You develop new or worsening mood symptoms: Increased anxiety, agitation, or depressive symptoms warrant prompt support in pregnancy.
You have palpitations, severe headache, or visual changes: These are not typical melatonin effects and should be evaluated urgently in pregnancy.
Your insomnia is accompanied by loud snoring, gasping, or witnessed pauses in breathing: This may suggest sleep apnea, which needs targeted treatment.

The overall research picture is reassuring, but individualized decision making is still the safest approach. The best plan is the one that improves sleep without adding avoidable risk.

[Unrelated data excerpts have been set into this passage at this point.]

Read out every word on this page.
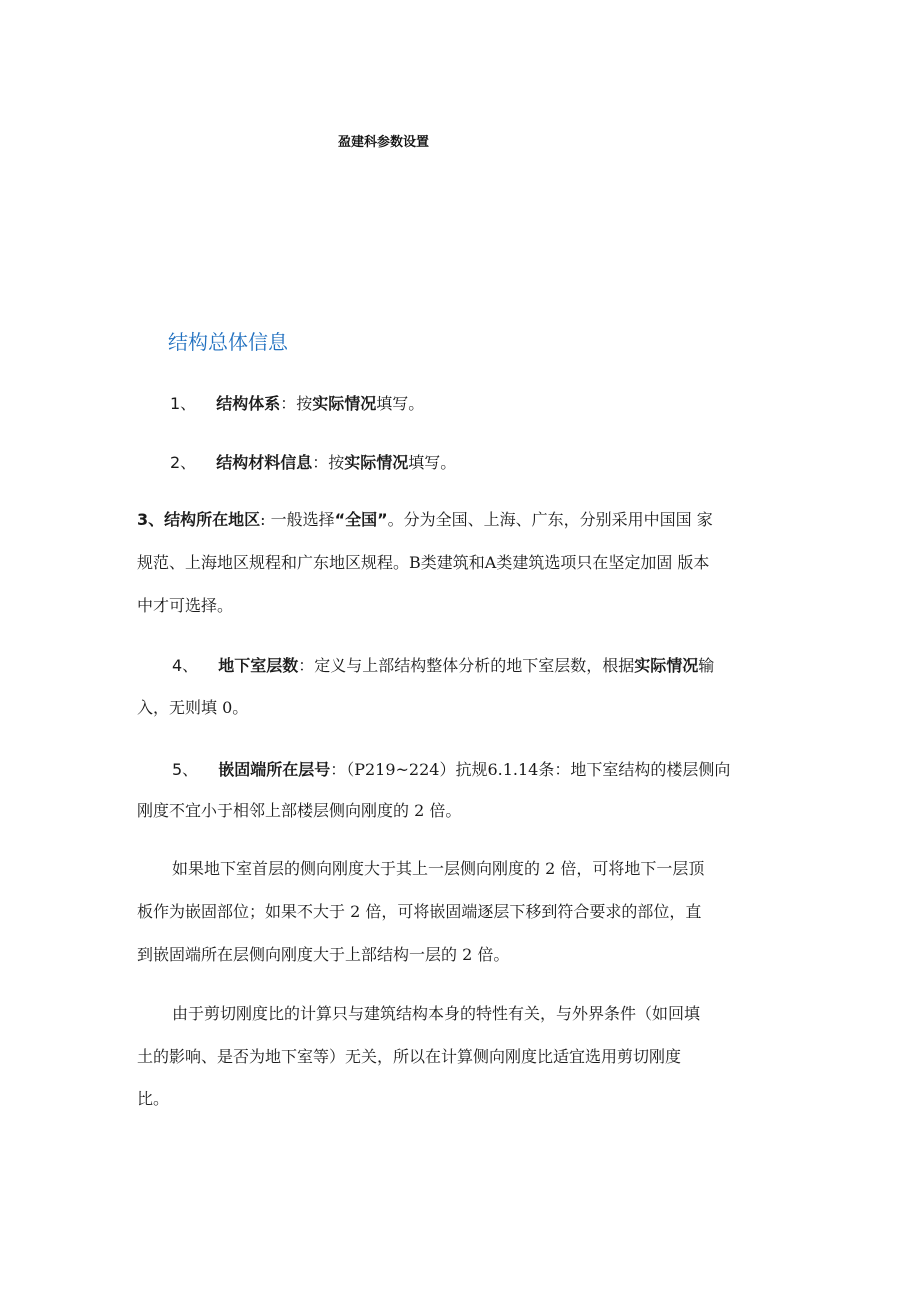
盈建科参数设置
结构总体信息
1、 结构体系：按实际情况填写。
2、 结构材料信息：按实际情况填写。
3、结构所在地区: 一般选择“全国”。分为全国、上海、广东，分别采用中国国 家
规范、上海地区规程和广东地区规程。B类建筑和A类建筑选项只在坚定加固 版本
中才可选择。
4、 地下室层数：定义与上部结构整体分析的地下室层数，根据实际情况输
入，无则填 0。
5、 嵌固端所在层号：（P219~224）抗规6.1.14条：地下室结构的楼层侧向
刚度不宜小于相邻上部楼层侧向刚度的 2 倍。
如果地下室首层的侧向刚度大于其上一层侧向刚度的 2 倍，可将地下一层顶
板作为嵌固部位；如果不大于 2 倍，可将嵌固端逐层下移到符合要求的部位，直
到嵌固端所在层侧向刚度大于上部结构一层的 2 倍。
由于剪切刚度比的计算只与建筑结构本身的特性有关，与外界条件（如回填
土的影响、是否为地下室等）无关，所以在计算侧向刚度比适宜选用剪切刚度
比。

What the research shows: Reviews of human studies have found melatonin in pregnancy is probably safe overall, but they also emphasize that data are limited and that more research is needed on optimal dosing and long term child outcomes (T Vine, 2021, pmc.ncbi.nlm.nih.gov; R Verteramo, 2022, pmc.ncbi.nlm.nih.gov).

Sources & References

Frequently Asked Questions

Is it safe to take melatonin while breastfeeding?
Available clinical evidence suggests melatonin use during breastfeeding is probably safe, but data are still limited (T Vine, 2021, pmc.ncbi.nlm.nih.gov). Because infants are sensitive to sedating exposures, it is best to confirm dosing and timing with a clinician.
Can melatonin cause miscarriage or birth defects?
Current reviews of human studies have not shown a clear signal that melatonin increases miscarriage or birth defect risk, and overall findings have been reassuring (T Vine, 2021, pmc.ncbi.nlm.nih.gov; R Verteramo, 2022, pmc.ncbi.nlm.nih.gov). However, the evidence base is not large enough to rule out all risks, especially with higher doses or long term use.
What if my prenatal vitamin already contains melatonin?
Most prenatal vitamins do not include melatonin, but some specialty sleep products marketed to pregnant people may. If you find melatonin on a label, bring it to your obstetric clinician or pharmacist so they can confirm the dose and help you avoid doubling up with another supplement.
Will melatonin help with pregnancy nightmares or vivid dreams?
Melatonin can sometimes increase dream vividness in some people, which may worsen nightmares rather than improve them. If distressing dreams are disrupting sleep, a clinician can help you look for triggers (stress, reflux, medications) and discuss non drug approaches that support healthier sleep patterns, including [REM sleep](/glossary/rem-sleep).